The group's theology was largely shaped by Peter Nead and William J. Shoup, both Brethren authors and preachers; Nead, a trained Lutheran who converted to the Brethren, brought a systematic style of teaching. Its principal doctrinal writings include the works of Alexander Mack, R. H. Miller, and Nead, the essays of Samuel Kinsey, and articles from the monthly periodical The Vindicator, in which devotional and doctrinal essays still appear. The former member Michael Hari wrote two widely circulated books of essays, Brethren Thinking and One Faith.

==Religious practice==
The Old German Baptist Brethren have historically held to baptismal regeneration, stressing the new believer's obedience through faith, repentance, and baptism rather than the view that the water itself washes away sin; this is the church's official position, though individual members differ. They observe several ordinances, including believer's baptism by trine forward immersion, feet washing, the love feast, a communion of unleavened bread and wine, the holy kiss, and anointing of the sick. They hold an Annual Meeting near Pentecost and publish the monthly periodical The Vindicator.

The Old German Baptist Brethren are a nonresistant body, and their young men usually file as conscientious objectors in wartime. Members do not defend themselves against physical attack, file or defend lawsuits, or use liens to collect debts.

===Worship===
Worship is fairly uniform from congregation to congregation: a cappella singing, kneeling prayer, sermons by congregationally elected ministers (the plural ministry, since each congregation has several), and divided seating with women and men on opposite sides of the meetinghouse. The group uses its own hymn book, of which most members keep a copy, with hymns by members and by 18th- and 19th-century authors. A congregationally elected deacon starts and leads the singing, which is slow and usually in four-part harmony or unison; the more conservative a district, the slower the singing. The style resembles that of the River Brethren and Old Order Mennonites.

===Plain dress===
The Old German Baptist Brethren dress plain. Women's dress resembles that of the River Brethren or plain Mennonites, such as the Groffdale Conference Mennonites or the Beachy Amish: long dresses and white cloth or net head coverings. The main difference is a Brethren-style angled cape attached only at the neck, not at the waist. More conservative women may wear a loose winter cloak and a black bonnet over the covering when out. Men wear beards without mustaches, button-up shirts, and plain coats without lapels at worship, and the more conservative men wear suspenders and black hats. The beard is required for ministers and encouraged for other men.

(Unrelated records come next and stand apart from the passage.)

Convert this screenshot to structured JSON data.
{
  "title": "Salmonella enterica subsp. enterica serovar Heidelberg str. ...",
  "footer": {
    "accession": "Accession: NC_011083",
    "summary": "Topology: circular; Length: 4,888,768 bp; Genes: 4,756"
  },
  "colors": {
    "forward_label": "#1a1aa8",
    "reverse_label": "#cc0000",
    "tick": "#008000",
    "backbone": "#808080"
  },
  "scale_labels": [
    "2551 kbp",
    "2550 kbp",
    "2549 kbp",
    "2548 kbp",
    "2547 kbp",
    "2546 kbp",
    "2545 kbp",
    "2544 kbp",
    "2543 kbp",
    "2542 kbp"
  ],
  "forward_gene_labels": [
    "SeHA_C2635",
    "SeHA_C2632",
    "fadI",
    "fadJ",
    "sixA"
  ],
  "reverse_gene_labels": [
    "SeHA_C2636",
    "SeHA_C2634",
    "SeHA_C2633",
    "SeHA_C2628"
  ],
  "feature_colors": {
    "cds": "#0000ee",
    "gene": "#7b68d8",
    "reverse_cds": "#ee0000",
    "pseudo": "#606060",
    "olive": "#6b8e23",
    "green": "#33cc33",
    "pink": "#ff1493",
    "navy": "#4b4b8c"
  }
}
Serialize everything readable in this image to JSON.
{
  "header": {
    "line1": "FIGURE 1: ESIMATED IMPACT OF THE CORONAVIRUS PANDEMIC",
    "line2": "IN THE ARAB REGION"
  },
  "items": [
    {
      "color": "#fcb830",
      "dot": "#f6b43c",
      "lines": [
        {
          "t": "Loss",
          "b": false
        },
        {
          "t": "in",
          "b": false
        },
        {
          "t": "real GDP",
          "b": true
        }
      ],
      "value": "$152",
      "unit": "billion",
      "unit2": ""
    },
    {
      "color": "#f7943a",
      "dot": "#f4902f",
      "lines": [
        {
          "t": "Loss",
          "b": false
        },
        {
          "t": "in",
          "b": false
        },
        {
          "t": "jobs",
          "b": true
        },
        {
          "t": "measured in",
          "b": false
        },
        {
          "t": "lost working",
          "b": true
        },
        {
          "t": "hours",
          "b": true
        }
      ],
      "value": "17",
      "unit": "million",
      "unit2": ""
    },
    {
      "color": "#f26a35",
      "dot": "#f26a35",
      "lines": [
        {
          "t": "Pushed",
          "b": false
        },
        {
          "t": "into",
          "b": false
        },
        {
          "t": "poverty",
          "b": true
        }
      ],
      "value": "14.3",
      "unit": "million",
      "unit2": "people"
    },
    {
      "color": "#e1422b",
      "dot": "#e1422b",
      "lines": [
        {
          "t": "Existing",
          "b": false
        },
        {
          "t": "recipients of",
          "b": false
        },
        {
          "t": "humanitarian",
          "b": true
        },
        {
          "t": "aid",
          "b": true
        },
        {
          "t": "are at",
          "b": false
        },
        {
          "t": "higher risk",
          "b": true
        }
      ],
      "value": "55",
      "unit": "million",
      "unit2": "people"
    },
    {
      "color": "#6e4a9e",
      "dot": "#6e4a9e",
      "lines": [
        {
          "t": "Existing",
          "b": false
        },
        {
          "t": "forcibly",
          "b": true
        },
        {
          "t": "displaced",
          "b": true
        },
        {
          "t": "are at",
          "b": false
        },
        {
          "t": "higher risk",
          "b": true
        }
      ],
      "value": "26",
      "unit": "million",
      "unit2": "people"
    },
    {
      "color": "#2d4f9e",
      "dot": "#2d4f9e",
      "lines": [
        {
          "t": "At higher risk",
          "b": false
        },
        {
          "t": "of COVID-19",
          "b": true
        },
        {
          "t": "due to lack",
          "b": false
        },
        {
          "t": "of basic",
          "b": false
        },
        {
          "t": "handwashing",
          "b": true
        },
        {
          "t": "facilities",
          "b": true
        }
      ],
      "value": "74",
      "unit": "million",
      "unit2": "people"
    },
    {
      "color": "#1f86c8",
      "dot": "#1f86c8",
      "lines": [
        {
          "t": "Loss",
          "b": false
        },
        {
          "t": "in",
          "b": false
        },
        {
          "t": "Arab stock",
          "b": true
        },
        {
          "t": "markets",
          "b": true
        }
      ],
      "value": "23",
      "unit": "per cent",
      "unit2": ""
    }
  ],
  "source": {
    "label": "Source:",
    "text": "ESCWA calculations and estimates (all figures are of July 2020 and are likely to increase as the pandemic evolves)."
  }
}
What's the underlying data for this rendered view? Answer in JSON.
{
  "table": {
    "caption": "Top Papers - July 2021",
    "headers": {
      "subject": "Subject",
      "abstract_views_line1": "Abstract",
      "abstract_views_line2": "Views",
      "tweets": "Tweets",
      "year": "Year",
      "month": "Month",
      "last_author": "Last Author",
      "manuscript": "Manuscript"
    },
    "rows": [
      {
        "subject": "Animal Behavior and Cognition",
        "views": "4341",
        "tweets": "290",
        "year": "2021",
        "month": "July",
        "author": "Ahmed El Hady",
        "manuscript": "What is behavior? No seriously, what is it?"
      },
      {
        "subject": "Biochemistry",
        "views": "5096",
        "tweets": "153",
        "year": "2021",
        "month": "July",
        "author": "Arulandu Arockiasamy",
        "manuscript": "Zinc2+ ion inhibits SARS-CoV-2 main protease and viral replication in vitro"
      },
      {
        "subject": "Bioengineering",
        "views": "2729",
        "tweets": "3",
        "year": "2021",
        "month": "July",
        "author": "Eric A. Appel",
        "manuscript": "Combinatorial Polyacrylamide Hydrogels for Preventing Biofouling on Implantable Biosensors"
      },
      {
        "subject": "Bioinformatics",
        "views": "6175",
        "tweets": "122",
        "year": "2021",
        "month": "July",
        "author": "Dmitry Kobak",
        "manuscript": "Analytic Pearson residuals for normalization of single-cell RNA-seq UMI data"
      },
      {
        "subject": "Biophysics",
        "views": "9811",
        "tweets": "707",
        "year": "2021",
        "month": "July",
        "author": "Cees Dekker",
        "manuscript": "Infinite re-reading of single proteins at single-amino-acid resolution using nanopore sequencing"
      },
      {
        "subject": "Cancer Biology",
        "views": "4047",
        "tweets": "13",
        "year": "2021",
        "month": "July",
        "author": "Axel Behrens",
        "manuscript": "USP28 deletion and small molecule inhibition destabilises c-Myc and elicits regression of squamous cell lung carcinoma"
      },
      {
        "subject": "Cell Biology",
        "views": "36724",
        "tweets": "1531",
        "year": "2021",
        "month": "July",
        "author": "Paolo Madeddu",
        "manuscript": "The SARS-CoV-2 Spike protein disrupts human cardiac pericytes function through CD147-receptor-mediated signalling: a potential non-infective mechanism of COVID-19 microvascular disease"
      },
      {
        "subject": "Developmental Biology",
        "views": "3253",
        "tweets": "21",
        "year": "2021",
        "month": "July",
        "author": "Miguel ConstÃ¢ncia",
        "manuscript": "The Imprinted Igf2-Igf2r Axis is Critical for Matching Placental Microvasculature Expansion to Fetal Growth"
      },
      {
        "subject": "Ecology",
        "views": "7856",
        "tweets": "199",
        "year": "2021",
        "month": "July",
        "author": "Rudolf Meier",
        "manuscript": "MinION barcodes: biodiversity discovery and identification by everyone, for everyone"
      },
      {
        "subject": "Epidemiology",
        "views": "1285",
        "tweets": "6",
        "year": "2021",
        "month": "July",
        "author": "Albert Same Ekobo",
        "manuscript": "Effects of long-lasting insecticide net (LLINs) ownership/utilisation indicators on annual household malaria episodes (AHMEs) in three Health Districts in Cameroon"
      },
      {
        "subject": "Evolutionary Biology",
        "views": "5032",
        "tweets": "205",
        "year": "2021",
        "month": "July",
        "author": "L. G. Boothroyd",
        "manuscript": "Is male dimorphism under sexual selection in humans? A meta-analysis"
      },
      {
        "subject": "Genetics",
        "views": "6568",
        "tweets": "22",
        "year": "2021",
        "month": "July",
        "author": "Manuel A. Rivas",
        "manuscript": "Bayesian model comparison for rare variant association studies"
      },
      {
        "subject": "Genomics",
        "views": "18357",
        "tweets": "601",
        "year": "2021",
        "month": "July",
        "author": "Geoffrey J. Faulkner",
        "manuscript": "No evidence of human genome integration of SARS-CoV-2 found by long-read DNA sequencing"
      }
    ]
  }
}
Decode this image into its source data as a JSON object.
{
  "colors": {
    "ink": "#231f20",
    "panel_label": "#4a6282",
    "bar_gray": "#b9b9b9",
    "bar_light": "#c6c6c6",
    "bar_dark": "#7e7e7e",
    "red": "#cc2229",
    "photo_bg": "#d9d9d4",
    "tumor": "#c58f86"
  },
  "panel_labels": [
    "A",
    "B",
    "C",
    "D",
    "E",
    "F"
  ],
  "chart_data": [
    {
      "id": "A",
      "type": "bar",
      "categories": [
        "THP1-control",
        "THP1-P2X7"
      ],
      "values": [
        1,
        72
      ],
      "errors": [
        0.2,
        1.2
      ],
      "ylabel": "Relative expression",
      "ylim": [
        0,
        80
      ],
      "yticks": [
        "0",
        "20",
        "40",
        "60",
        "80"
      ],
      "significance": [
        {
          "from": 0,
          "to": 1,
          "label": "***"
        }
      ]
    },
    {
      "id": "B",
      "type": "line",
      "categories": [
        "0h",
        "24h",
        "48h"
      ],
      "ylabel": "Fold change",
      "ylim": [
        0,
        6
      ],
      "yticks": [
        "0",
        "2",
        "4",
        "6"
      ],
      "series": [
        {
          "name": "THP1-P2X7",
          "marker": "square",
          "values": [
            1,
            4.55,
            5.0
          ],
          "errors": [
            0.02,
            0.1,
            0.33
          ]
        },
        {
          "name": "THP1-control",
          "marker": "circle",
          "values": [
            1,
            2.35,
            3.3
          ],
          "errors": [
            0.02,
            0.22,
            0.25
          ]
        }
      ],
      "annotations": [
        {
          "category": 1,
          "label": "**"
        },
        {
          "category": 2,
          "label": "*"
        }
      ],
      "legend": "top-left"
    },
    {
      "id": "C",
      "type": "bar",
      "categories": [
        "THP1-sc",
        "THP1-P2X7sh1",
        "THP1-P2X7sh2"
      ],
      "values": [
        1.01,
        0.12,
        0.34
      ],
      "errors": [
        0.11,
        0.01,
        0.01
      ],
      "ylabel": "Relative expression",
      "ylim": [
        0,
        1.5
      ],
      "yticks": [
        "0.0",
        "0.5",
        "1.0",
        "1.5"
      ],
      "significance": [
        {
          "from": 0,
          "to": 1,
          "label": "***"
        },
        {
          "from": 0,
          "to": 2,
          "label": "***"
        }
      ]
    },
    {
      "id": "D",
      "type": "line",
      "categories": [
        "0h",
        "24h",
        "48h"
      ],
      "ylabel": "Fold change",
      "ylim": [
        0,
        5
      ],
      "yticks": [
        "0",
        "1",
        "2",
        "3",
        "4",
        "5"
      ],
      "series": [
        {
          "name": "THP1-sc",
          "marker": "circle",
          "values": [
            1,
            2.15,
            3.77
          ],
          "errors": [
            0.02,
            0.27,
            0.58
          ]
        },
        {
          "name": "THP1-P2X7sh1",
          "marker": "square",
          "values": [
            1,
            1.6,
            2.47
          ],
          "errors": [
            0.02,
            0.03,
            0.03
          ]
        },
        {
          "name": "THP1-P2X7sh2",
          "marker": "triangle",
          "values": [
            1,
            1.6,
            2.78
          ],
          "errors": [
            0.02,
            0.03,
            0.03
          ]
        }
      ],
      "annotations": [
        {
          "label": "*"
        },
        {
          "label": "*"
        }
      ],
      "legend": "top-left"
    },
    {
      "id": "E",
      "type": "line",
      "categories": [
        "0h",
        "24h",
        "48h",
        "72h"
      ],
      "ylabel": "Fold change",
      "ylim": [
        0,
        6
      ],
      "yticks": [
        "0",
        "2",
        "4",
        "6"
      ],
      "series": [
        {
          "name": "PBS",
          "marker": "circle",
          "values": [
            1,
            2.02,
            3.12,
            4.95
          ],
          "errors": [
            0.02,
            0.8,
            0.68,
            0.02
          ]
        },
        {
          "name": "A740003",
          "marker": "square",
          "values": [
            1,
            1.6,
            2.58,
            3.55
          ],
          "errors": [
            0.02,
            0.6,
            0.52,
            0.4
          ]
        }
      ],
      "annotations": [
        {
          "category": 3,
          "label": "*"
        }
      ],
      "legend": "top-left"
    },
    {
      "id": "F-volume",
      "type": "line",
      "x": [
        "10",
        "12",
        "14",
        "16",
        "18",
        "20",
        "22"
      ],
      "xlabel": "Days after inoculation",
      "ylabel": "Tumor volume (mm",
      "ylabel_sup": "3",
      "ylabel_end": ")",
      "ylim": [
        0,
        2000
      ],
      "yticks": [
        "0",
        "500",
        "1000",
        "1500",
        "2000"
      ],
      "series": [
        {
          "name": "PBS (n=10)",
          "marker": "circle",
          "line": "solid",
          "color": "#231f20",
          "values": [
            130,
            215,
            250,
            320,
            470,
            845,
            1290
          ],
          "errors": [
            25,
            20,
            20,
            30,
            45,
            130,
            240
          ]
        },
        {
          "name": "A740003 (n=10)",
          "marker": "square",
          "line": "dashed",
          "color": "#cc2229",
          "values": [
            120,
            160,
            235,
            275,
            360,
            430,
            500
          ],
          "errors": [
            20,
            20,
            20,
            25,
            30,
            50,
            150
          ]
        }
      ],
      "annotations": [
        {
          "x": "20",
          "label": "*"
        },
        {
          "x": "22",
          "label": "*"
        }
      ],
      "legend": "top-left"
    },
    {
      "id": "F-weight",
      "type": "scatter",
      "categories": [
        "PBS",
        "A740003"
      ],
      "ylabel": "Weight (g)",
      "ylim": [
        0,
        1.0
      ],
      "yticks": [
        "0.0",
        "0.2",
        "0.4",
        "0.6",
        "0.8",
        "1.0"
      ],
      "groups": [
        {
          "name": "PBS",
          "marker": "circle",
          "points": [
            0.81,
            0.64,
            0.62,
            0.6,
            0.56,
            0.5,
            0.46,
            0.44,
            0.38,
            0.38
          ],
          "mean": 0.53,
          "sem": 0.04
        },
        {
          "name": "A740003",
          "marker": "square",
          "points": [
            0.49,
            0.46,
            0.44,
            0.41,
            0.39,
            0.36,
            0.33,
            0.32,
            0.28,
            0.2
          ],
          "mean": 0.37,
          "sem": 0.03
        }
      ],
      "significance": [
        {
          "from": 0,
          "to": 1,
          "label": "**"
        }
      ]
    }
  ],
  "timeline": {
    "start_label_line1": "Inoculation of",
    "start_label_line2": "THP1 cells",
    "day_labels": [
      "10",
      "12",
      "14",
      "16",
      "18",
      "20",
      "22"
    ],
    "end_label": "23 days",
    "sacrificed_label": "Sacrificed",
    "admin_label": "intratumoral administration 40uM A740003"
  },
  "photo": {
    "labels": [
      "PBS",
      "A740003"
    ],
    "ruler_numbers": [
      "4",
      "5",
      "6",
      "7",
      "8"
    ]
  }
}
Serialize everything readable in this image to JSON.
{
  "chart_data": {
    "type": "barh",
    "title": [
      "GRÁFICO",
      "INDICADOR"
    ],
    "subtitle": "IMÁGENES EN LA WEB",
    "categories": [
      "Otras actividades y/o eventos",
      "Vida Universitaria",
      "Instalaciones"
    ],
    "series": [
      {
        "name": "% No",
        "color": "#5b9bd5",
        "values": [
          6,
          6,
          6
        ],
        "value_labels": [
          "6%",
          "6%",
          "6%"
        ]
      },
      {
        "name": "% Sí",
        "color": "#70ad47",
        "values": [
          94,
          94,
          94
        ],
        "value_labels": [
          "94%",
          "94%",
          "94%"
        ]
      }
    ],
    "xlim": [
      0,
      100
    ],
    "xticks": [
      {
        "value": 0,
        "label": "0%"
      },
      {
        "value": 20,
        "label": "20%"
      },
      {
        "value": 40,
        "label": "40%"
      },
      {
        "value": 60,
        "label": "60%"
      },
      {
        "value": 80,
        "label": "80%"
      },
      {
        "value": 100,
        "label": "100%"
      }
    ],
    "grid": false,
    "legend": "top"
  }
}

===Restrictions on technology===
Members' homes have no radios, television sets, stereos, tape recorders, video recorders, or large musical instruments. The church ruled against Internet use at its 1996 Annual Meeting, and debate over the Internet contributed to the 2009 division that formed the New Conference.

==Members and congregations==
According to the 2009 Directory of Officials, the Old German Baptist Brethren had 6,149 members in 56 churches at the end of 2008. The 2009 division reduced this to about 3,600. The largest concentrations of congregations were in Ohio (16) and Indiana (9), followed by Kansas (5), Pennsylvania (5), California (4), Virginia (4), Washington (3), Florida (2), Wisconsin (2), and one each in Georgia, Michigan, Missouri, Montana, Oregon, Tennessee, and West Virginia; almost 54% of members lived in Ohio and Indiana. In 2016 the Old German Baptist Brethren had about 4,000 members. By 2023 the church had 47 congregations and 3,598 baptized members.